US 12,412,562 B2
Systems and methods to improve trust in conversations
Lan Guan, New York, NY (US); Neeraj D Vadhan, Los Altos, CA (US); Guanglei Xiong, Pleasanton, CA (US); Anwitha Paruchuri, San Jose, CA (US); Sukryool Kang, Dublin, CA (US); Sujeong Cha, Long Island City, NY (US); Anupam Anurag Tripathi, Chicago, IL (US); Thomas Wayne Hancock, Oklahoma City, OK (US); Jill Gengelbach-Wylie, Austin, TX (US); and Jayashree Subrahmonia, San Jose, CA (US)
Assigned to Accenture Global Solutions Limited, Dublin (IE)
Filed by Accenture Global Solutions Limited, Dublin (IE)
Filed on Apr. 29, 2022, as Appl. No. 17/732,944.
Prior Publication US 2023/0352003 A1, Nov. 2, 2023
Int. Cl. G10L 15/22 (2006.01); G06F 40/169 (2020.01); G06F 40/20 (2020.01); G06N 20/00 (2019.01); G10L 15/02 (2006.01); G10L 15/06 (2013.01); G10L 15/16 (2006.01); G06T 13/20 (2011.01); G10L 25/18 (2013.01); G10L 25/30 (2013.01)

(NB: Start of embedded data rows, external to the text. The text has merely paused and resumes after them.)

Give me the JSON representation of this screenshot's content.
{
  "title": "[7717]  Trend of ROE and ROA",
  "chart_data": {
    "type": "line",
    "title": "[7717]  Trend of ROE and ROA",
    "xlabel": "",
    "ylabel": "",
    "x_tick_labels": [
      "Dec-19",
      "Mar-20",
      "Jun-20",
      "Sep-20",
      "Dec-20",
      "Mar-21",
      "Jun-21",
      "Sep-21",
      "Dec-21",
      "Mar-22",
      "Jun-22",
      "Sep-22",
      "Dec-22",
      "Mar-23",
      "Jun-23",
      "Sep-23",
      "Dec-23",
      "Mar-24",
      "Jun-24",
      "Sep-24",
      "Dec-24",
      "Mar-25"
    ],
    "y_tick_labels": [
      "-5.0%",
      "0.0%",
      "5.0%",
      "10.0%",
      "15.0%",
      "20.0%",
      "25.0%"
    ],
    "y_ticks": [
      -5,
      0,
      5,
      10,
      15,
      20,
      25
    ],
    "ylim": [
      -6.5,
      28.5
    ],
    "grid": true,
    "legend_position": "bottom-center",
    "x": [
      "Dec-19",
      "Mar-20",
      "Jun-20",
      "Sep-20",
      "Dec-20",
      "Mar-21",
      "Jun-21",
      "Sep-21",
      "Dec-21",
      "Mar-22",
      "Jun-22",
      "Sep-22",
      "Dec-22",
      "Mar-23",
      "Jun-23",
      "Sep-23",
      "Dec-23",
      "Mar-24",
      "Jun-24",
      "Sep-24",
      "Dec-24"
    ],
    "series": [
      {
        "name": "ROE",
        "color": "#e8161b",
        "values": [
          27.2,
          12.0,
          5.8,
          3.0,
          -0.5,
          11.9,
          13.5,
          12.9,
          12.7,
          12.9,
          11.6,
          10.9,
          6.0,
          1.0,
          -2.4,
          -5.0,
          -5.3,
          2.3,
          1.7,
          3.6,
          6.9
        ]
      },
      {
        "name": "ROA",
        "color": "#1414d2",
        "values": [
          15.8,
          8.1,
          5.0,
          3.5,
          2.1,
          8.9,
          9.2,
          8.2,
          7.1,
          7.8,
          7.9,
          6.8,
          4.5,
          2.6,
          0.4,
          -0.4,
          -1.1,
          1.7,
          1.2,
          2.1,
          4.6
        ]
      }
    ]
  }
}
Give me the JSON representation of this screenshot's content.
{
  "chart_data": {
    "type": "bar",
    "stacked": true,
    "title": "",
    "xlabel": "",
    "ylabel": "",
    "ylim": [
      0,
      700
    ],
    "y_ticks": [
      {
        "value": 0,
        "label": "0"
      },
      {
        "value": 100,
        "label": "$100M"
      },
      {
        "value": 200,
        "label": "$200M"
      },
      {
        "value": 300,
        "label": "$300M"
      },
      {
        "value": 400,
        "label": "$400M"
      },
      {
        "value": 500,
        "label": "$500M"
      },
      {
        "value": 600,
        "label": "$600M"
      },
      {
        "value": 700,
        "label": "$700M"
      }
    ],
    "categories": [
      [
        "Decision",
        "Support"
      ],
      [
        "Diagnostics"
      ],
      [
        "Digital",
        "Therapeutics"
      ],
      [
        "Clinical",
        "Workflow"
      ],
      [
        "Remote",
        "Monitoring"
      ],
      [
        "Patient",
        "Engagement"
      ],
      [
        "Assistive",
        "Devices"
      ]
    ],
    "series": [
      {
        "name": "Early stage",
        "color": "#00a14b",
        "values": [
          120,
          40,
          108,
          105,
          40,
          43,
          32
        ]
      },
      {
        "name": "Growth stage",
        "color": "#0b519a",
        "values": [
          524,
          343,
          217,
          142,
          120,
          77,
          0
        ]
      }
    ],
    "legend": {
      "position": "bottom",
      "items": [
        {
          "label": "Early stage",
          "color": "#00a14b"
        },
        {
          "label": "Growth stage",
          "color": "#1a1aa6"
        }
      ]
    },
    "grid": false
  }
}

CPC G10L 15/063 (2013.01) [G06F 40/169 (2020.01); G06F 40/20 (2020.01); G06N 20/00 (2019.01); G10L 15/02 (2013.01); G10L 15/16 (2013.01); G10L 15/22 (2013.01); G06T 13/205 (2013.01); G10L 25/18 (2013.01); G10L 25/30 (2013.01)] 17 Claims
OG exemplary drawing
 
1. A system comprising:
a non-transitory memory storing instructions executable to construct a machine learning network to quantify a trust score and to automate trust delivery with a digital avatar by generating a trustworthy voice for the digital avatar; and
a processor in communication with the non-transitory memory, wherein, the processor executes the instructions to cause the system to:
obtain a set of vocal features and a set of text features for each sample in audio samples;
obtain a trust score for each sample;
perform a preprocess on the set of vocal features and the set of text features to obtain a set of input features for each sample;
determine a type of machine-learning algorithm for the machine-learning network based on a training result of the machine-learning network;
tune a set of hyper parameters for the machine-learning network based on a cross validation according to the machine-learning network;
generate a predicated trust score by the machine-learning network with the sets of input features for each sample;
train the machine-learning network based on the predicated trust score and the trust score for each sample to obtain the training result;
generate a set of trust components for a user by the machine-learning network;
concatenate the set of trust components with a user profile of the user to obtain an expanded user profile;
train a second machine-learning network by input the expanded user profile to recommend features for improving trust scores; and
generate a list of recommended features for the user by the trained second machine learning network based on the expanded user profile,
wherein generating the trustworthy voice for the digital avatar comprises:
receiving an input text and a reference trustworthy tone sample;
collecting a sequence of phonemes and a Mel spectrogram from the input text using a text to speech module;
encoding the Mel spectrogram with an input encoder to generate an input embedding;
encoding the reference trustworthy tone sample with a trust encoder and concatenating with the input embedding to generate an output;
processing the output of the concatenation through a location-sensitive attention layer using cumulative attention weights to generate an encoded input sequence;
predicting a Mel spectrogram with a decoder from the encoded input sequence; and
generating the trustworthy voice for the digital avatar from the Mel spectrogram using a vocoder, wherein the digital avatar is configured to replace the user in a conversation.